Het is zeer vreemd dat men het woord wouwouw, zo dikwijls in geschriften over Indië voorkomend, in geen enkel Nederlands woordenboek, zelfs niet in Kramers Kunstwoordentolk, vindt opgenomen. Het is evenwel een echt Nederlands woord omdat het natuurlijke klanken, geuit door een in Insulinde levende klasse van dieren, nabootst op een wijze die alleen in onze taal bestaanbaar is. Ook was het, hoewel thans vergeten, eenmaal in onze volkstaal lang niet zeldzaam. Ik herinner mij zeer goed het ongeveer zestig jaar geleden dikwijls in mijn geboortestad Dordrecht gehoord te hebben; ik meen zelfs dat het een gewone spreekwijze was een knaap, die men als vlug en vlijtig prijzen wilde, ‘een koninkje van de wouwouwen’ te noemen. Misschien dacht men bij deze uitdrukking aan de bekende en niet geheel ongegronde verhalen omtrent de in Indië voorkomende apenkolonies die een oude aap tot leidsman, koning of, zoals men op Java zegt, tot koewoe hebben; doch in dat geval heeft men zich bedrogen, daar zulke kolonies altijd uit apen van een geheel andere soort, namelijk Macacus of Cercocebus cynomolgus, de grijze aap of meerkat, bestaan.

Voor vreemde dieren, in afgesloten landen vertoevende, heeft onze taal slechts een zeer beperkt aantal eigen woorden.

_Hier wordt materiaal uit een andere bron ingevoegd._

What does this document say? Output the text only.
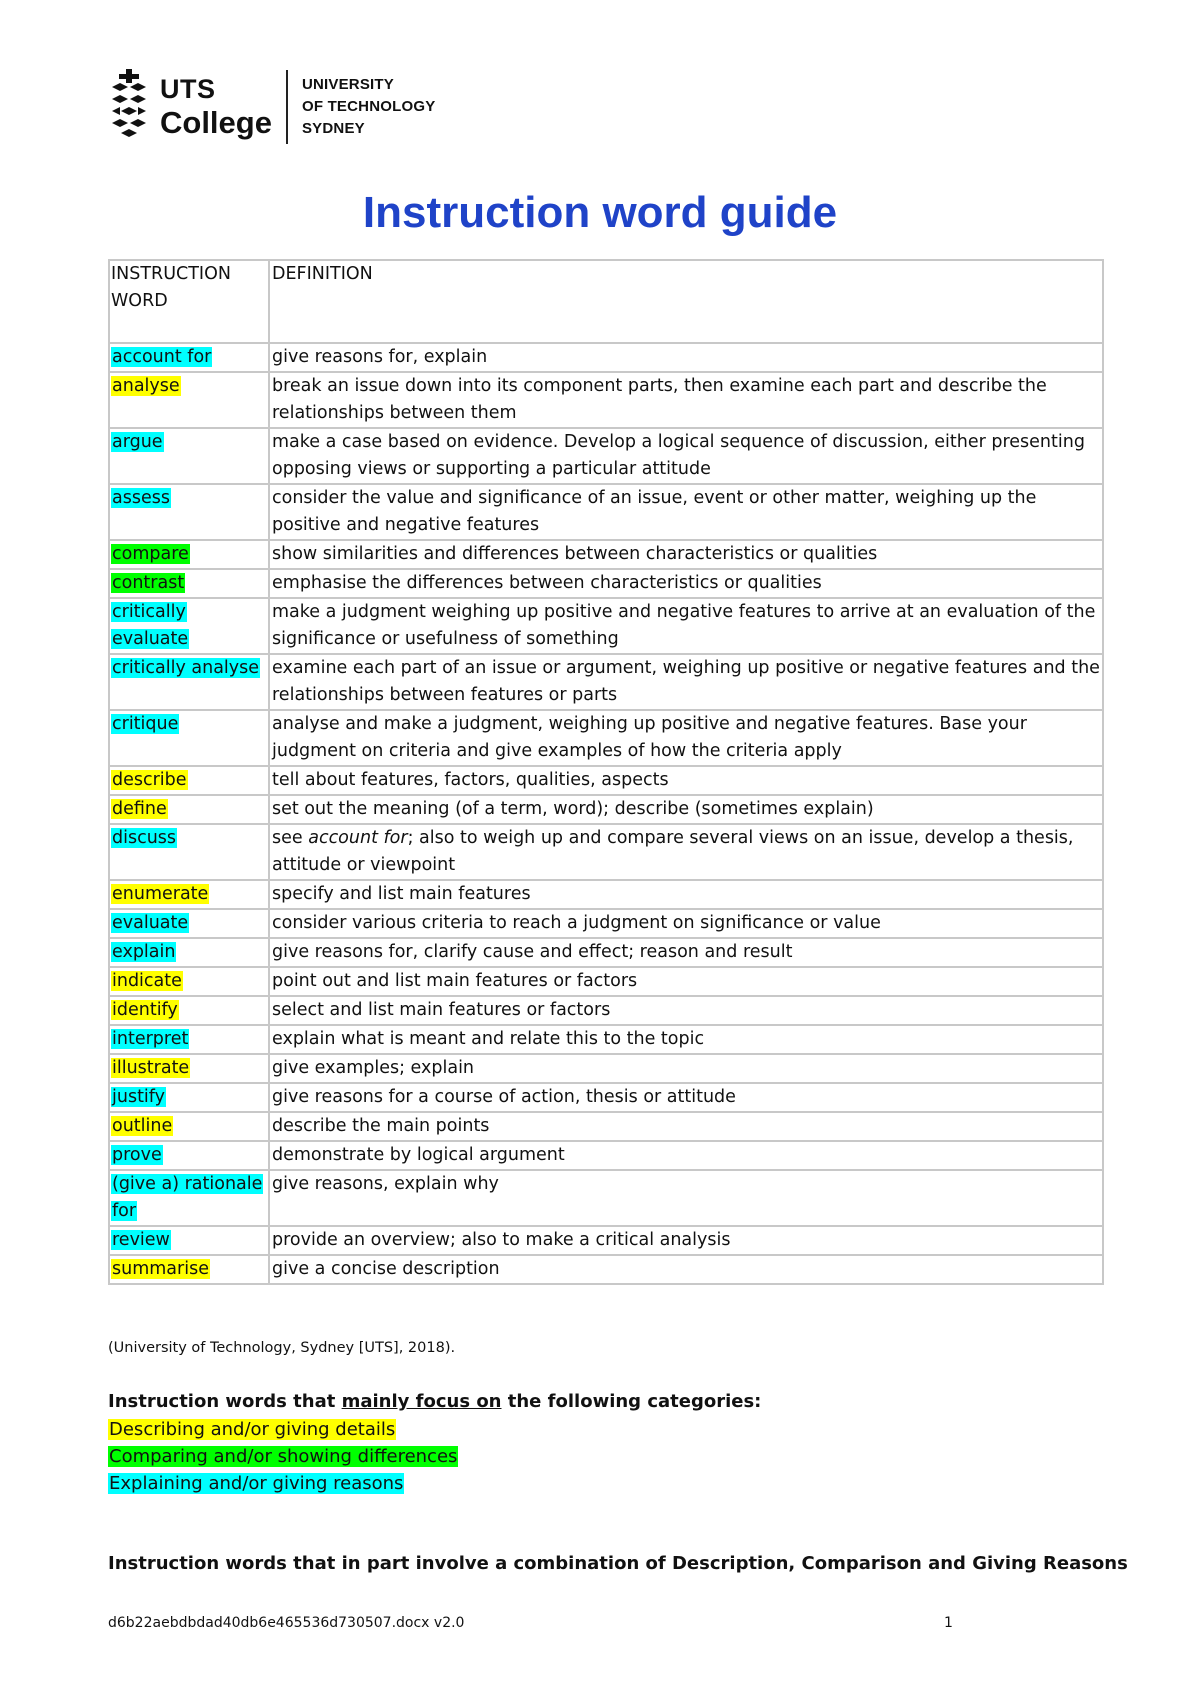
UTS
College
UNIVERSITY
OF TECHNOLOGY
SYDNEY
Instruction word guide
INSTRUCTION WORD	DEFINITION
account for	give reasons for, explain
analyse	break an issue down into its component parts, then examine each part and describe the relationships between them
argue	make a case based on evidence. Develop a logical sequence of discussion, either presenting opposing views or supporting a particular attitude
assess	consider the value and significance of an issue, event or other matter, weighing up the positive and negative features
compare	show similarities and differences between characteristics or qualities
contrast	emphasise the differences between characteristics or qualities
critically evaluate	make a judgment weighing up positive and negative features to arrive at an evaluation of the significance or usefulness of something
critically analyse	examine each part of an issue or argument, weighing up positive or negative features and the relationships between features or parts
critique	analyse and make a judgment, weighing up positive and negative features. Base your judgment on criteria and give examples of how the criteria apply
describe	tell about features, factors, qualities, aspects
define	set out the meaning (of a term, word); describe (sometimes explain)
discuss	see account for; also to weigh up and compare several views on an issue, develop a thesis, attitude or viewpoint
enumerate	specify and list main features
evaluate	consider various criteria to reach a judgment on significance or value
explain	give reasons for, clarify cause and effect; reason and result
indicate	point out and list main features or factors
identify	select and list main features or factors
interpret	explain what is meant and relate this to the topic
illustrate	give examples; explain
justify	give reasons for a course of action, thesis or attitude
outline	describe the main points
prove	demonstrate by logical argument
(give a) rationale for	give reasons, explain why
review	provide an overview; also to make a critical analysis
summarise	give a concise description
(University of Technology, Sydney [UTS], 2018).
Instruction words that mainly focus on the following categories:
Describing and/or giving details
Comparing and/or showing differences
Explaining and/or giving reasons
Instruction words that in part involve a combination of Description, Comparison and Giving Reasons
d6b22aebdbdad40db6e465536d730507.docx v2.0	1
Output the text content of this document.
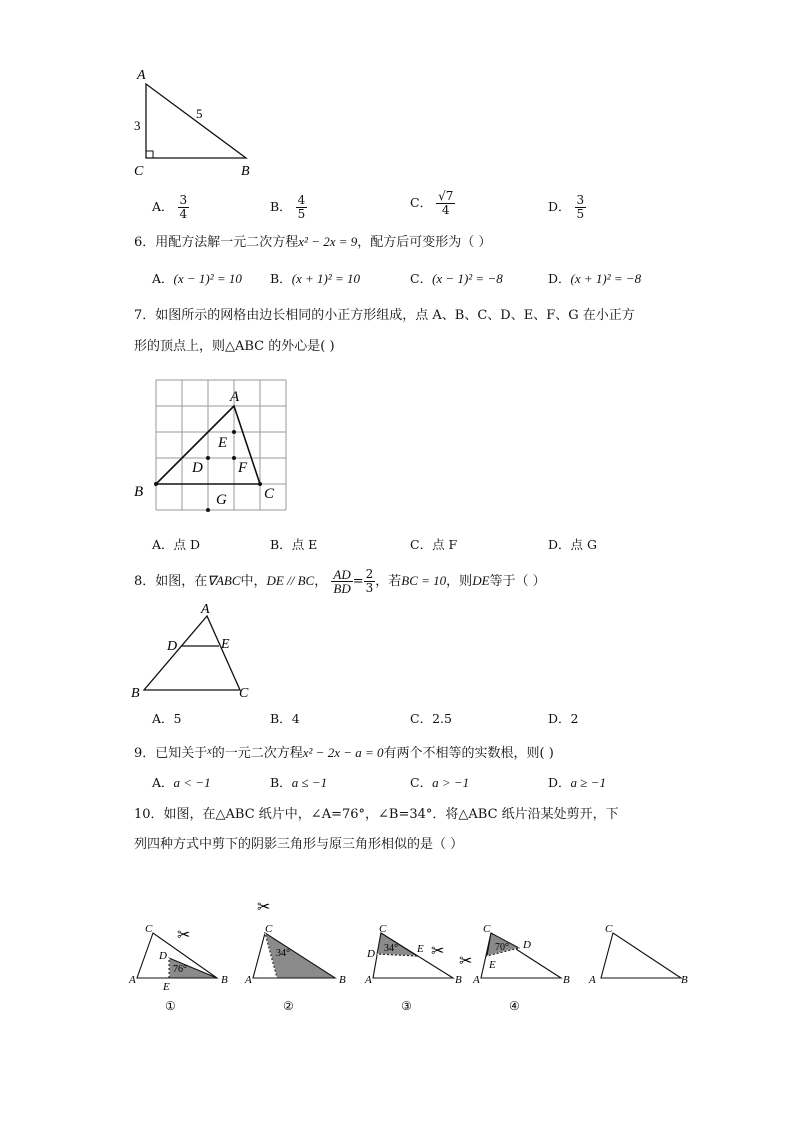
A
C	B
3
5
A． $\frac{3}{4}$	B． $\frac{4}{5}$	C． $\frac{√7}{4}$	D． $\frac{3}{5}$
6．用配方法解一元二次方程x² − 2x = 9，配方后可变形为（ ）
A．(x − 1)² = 10 B．(x + 1)² = 10	C．(x − 1)² = −8	D．(x + 1)² = −8
7．如图所示的网格由边长相同的小正方形组成，点 A、B、C、D、E、F、G 在小正方
形的顶点上，则△ABC 的外心是( )
A
B	C
D
E
F
G
A．点 D	B．点 E	C．点 F	D．点 G
8．如图，在∇ABC中，DE // BC， $\frac{AD}{BD} = \frac{2}{3}$ ，若BC = 10，则DE等于（ ）
A
B	C
D	E
A．5	B．4	C．2.5	D．2
9．已知关于$^x$的一元二次方程x² − 2x − a = 0有两个不相等的实数根，则( )
A．a < −1	B．a ≤ −1	C．a > −1	D．a ≥ −1
10．如图，在△ABC 纸片中，∠A=76°，∠B=34°．将△ABC 纸片沿某处剪开，下
列四种方式中剪下的阴影三角形与原三角形相似的是（ ）
C
A	B
D
E
76°
✂
①
C
A	B
34°
✂
②
C
A	B
D	E
34° ✂
③
C
A	B
D
E
70°
✂
④
C
A	B
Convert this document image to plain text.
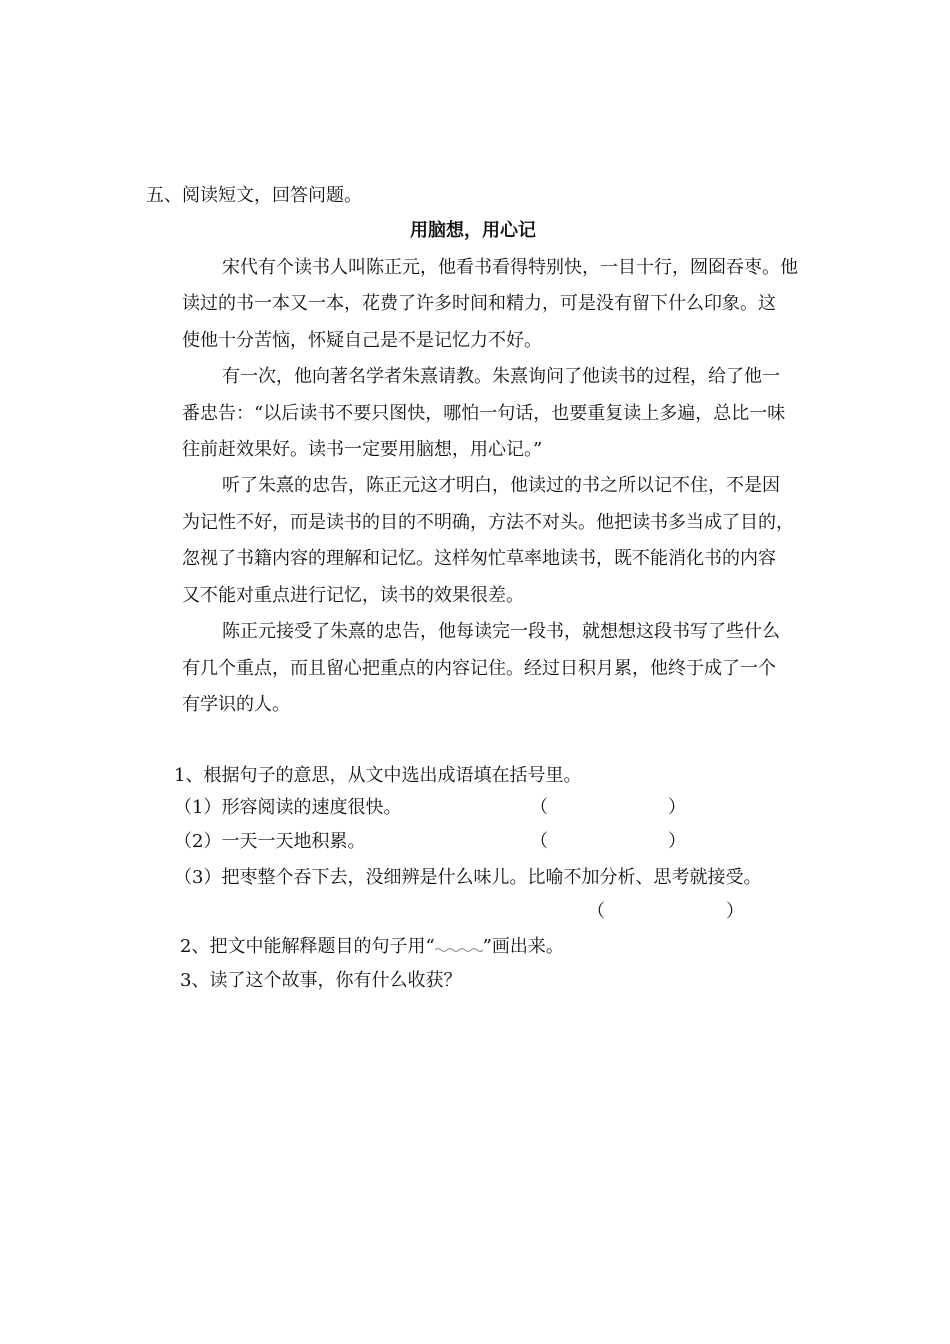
五、阅读短文，回答问题。
用脑想，用心记
宋代有个读书人叫陈正元，他看书看得特别快，一目十行，囫囵吞枣。他
读过的书一本又一本，花费了许多时间和精力，可是没有留下什么印象。这
使他十分苦恼，怀疑自己是不是记忆力不好。
有一次，他向著名学者朱熹请教。朱熹询问了他读书的过程，给了他一
番忠告：“以后读书不要只图快，哪怕一句话，也要重复读上多遍，总比一味
往前赶效果好。读书一定要用脑想，用心记。”
听了朱熹的忠告，陈正元这才明白，他读过的书之所以记不住，不是因
为记性不好，而是读书的目的不明确，方法不对头。他把读书多当成了目的，
忽视了书籍内容的理解和记忆。这样匆忙草率地读书，既不能消化书的内容
又不能对重点进行记忆，读书的效果很差。
陈正元接受了朱熹的忠告，他每读完一段书，就想想这段书写了些什么
有几个重点，而且留心把重点的内容记住。经过日积月累，他终于成了一个
有学识的人。
1、根据句子的意思，从文中选出成语填在括号里。
（1）形容阅读的速度很快。	（	）
（2）一天一天地积累。	（	）
（3）把枣整个吞下去，没细辨是什么味儿。比喻不加分析、思考就接受。
（	）
2、把文中能解释题目的句子用“	”画出来。
3、读了这个故事，你有什么收获？
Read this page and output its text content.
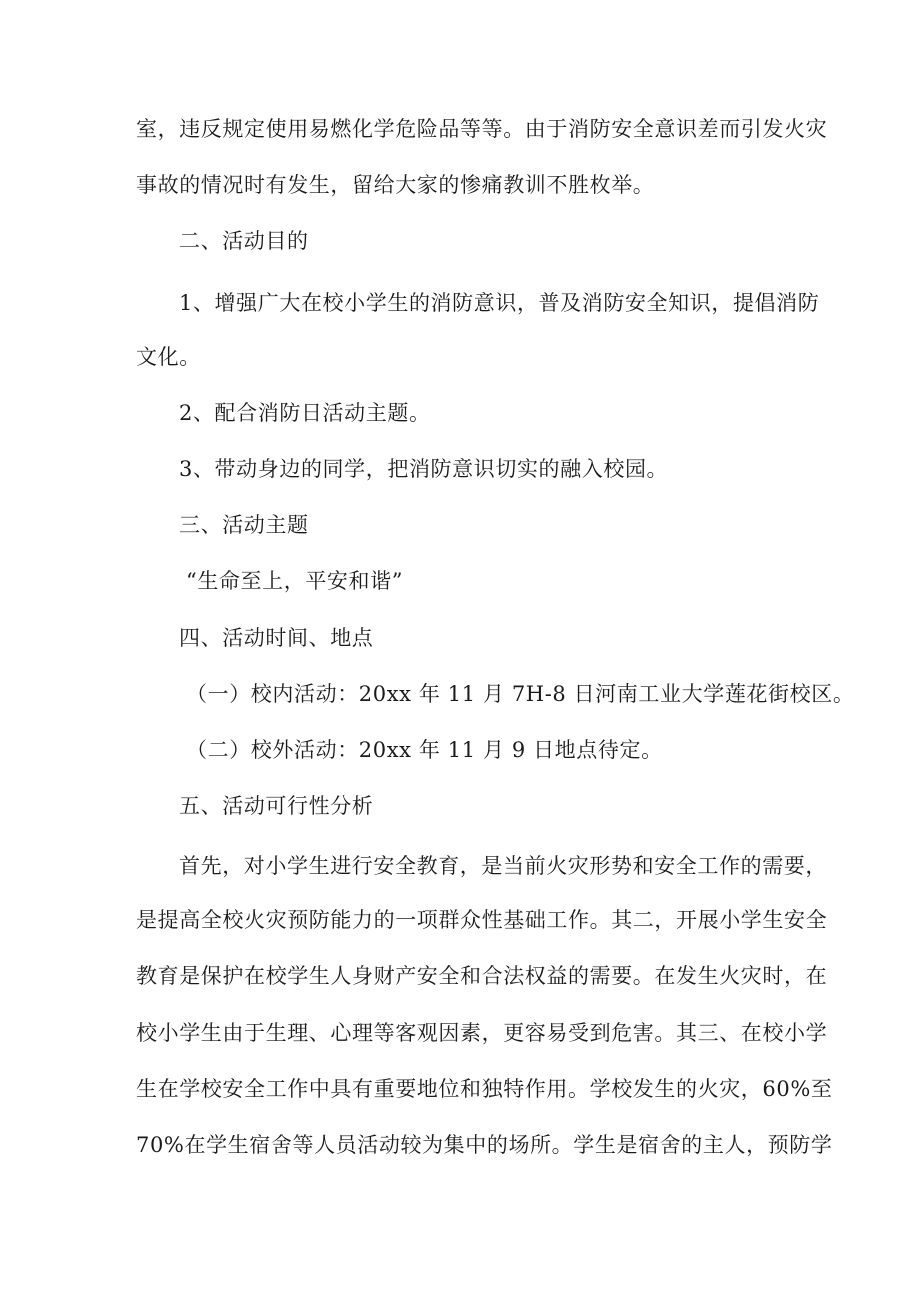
室，违反规定使用易燃化学危险品等等。由于消防安全意识差而引发火灾
事故的情况时有发生，留给大家的惨痛教训不胜枚举。
二、活动目的
1、增强广大在校小学生的消防意识，普及消防安全知识，提倡消防
文化。
2、配合消防日活动主题。
3、带动身边的同学，把消防意识切实的融入校园。
三、活动主题
“生命至上，平安和谐”
四、活动时间、地点
（一）校内活动：20xx 年 11 月 7H-8 日河南工业大学莲花街校区。
（二）校外活动：20xx 年 11 月 9 日地点待定。
五、活动可行性分析
首先，对小学生进行安全教育，是当前火灾形势和安全工作的需要，
是提高全校火灾预防能力的一项群众性基础工作。其二，开展小学生安全
教育是保护在校学生人身财产安全和合法权益的需要。在发生火灾时，在
校小学生由于生理、心理等客观因素，更容易受到危害。其三、在校小学
生在学校安全工作中具有重要地位和独特作用。学校发生的火灾，60%至
70%在学生宿舍等人员活动较为集中的场所。学生是宿舍的主人，预防学
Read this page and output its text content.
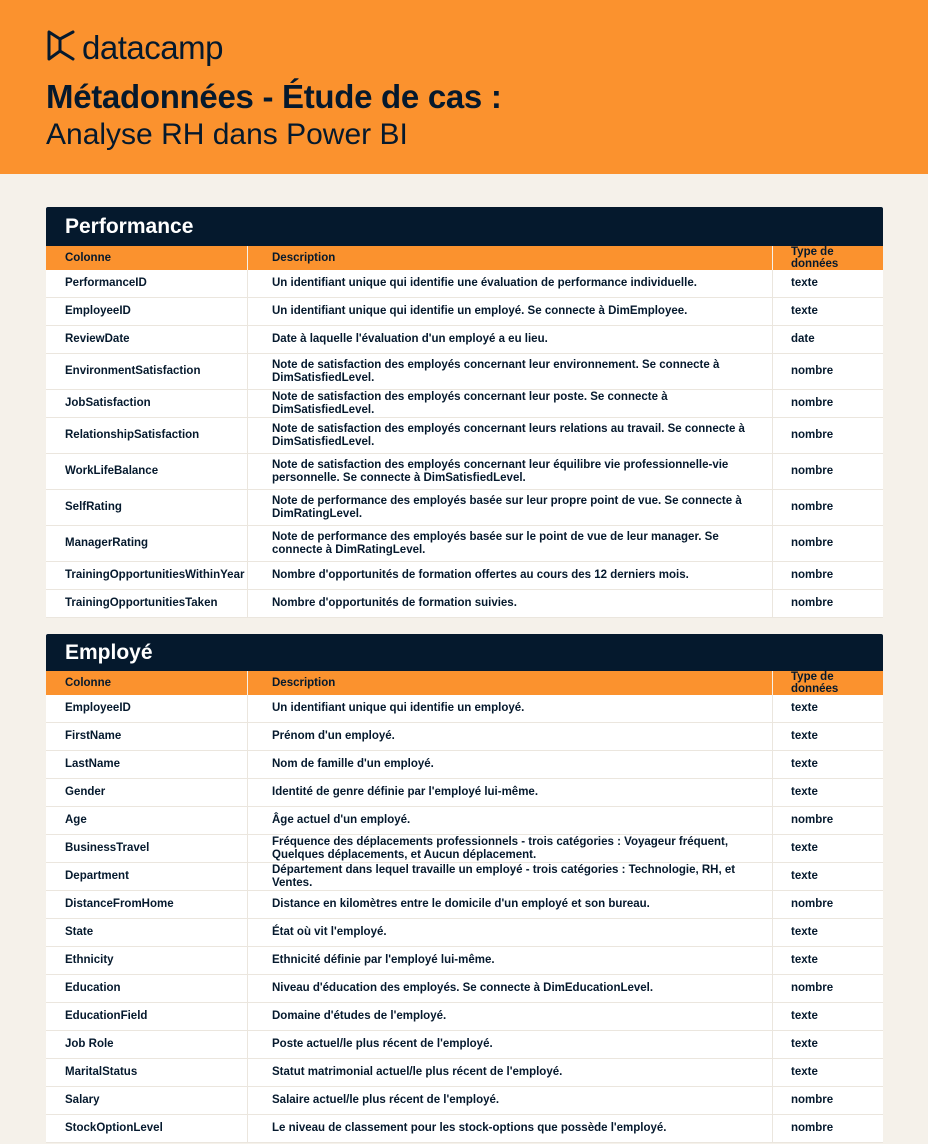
datacamp
Métadonnées - Étude de cas :
Analyse RH dans Power BI
Performance
Colonne	Description	Type de données
PerformanceID	Un identifiant unique qui identifie une évaluation de performance individuelle.	texte
EmployeeID	Un identifiant unique qui identifie un employé. Se connecte à DimEmployee.	texte
ReviewDate	Date à laquelle l'évaluation d'un employé a eu lieu.	date
EnvironmentSatisfaction	Note de satisfaction des employés concernant leur environnement. Se connecte à DimSatisfiedLevel.	nombre
JobSatisfaction	Note de satisfaction des employés concernant leur poste. Se connecte à DimSatisfiedLevel.	nombre
RelationshipSatisfaction	Note de satisfaction des employés concernant leurs relations au travail. Se connecte à DimSatisfiedLevel.	nombre
WorkLifeBalance	Note de satisfaction des employés concernant leur équilibre vie professionnelle-vie personnelle. Se connecte à DimSatisfiedLevel.	nombre
SelfRating	Note de performance des employés basée sur leur propre point de vue. Se connecte à DimRatingLevel.	nombre
ManagerRating	Note de performance des employés basée sur le point de vue de leur manager. Se connecte à DimRatingLevel.	nombre
TrainingOpportunitiesWithinYear	Nombre d'opportunités de formation offertes au cours des 12 derniers mois.	nombre
TrainingOpportunitiesTaken	Nombre d'opportunités de formation suivies.	nombre
Employé
Colonne	Description	Type de données
EmployeeID	Un identifiant unique qui identifie un employé.	texte
FirstName	Prénom d'un employé.	texte
LastName	Nom de famille d'un employé.	texte
Gender	Identité de genre définie par l'employé lui-même.	texte
Age	Âge actuel d'un employé.	nombre
BusinessTravel	Fréquence des déplacements professionnels - trois catégories : Voyageur fréquent, Quelques déplacements, et Aucun déplacement.	texte
Department	Département dans lequel travaille un employé - trois catégories : Technologie, RH, et Ventes.	texte
DistanceFromHome	Distance en kilomètres entre le domicile d'un employé et son bureau.	nombre
State	État où vit l'employé.	texte
Ethnicity	Ethnicité définie par l'employé lui-même.	texte
Education	Niveau d'éducation des employés. Se connecte à DimEducationLevel.	nombre
EducationField	Domaine d'études de l'employé.	texte
Job Role	Poste actuel/le plus récent de l'employé.	texte
MaritalStatus	Statut matrimonial actuel/le plus récent de l'employé.	texte
Salary	Salaire actuel/le plus récent de l'employé.	nombre
StockOptionLevel	Le niveau de classement pour les stock-options que possède l'employé.	nombre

De taal wordt in die richting, gelijk op zo menig ander wetenschappelijk gebied, niet ontwikkeld, omdat onze geleerden meer en meer het gebruik van de moedertaal versmaden. Men moet zich dan ook in onze musea en diergaarden veelal met Latijnse of Franse namen behelpen, die de beschouwer zo vreemd zijn, dat hij ze dadelijk weer vergeten is. Een naam als wouwouw, die op een duidelijk kenmerk van het dier, namelijk de vreemde klanken die het voortbrengt, berust, wordt daarentegen dadelijk in het geheugen gegrift. Wensende dat deze naam, gelijk andere dergelijke, in onze taal zou herleven, heb ik daarvan ook reeds in mijn Java, deel I, p. 258, gebruikgemaakt, na in mijn vertaling van Wallace’s Insulinde, I, p. 107, het minder Hollandse wauwau te hebben gebezigd.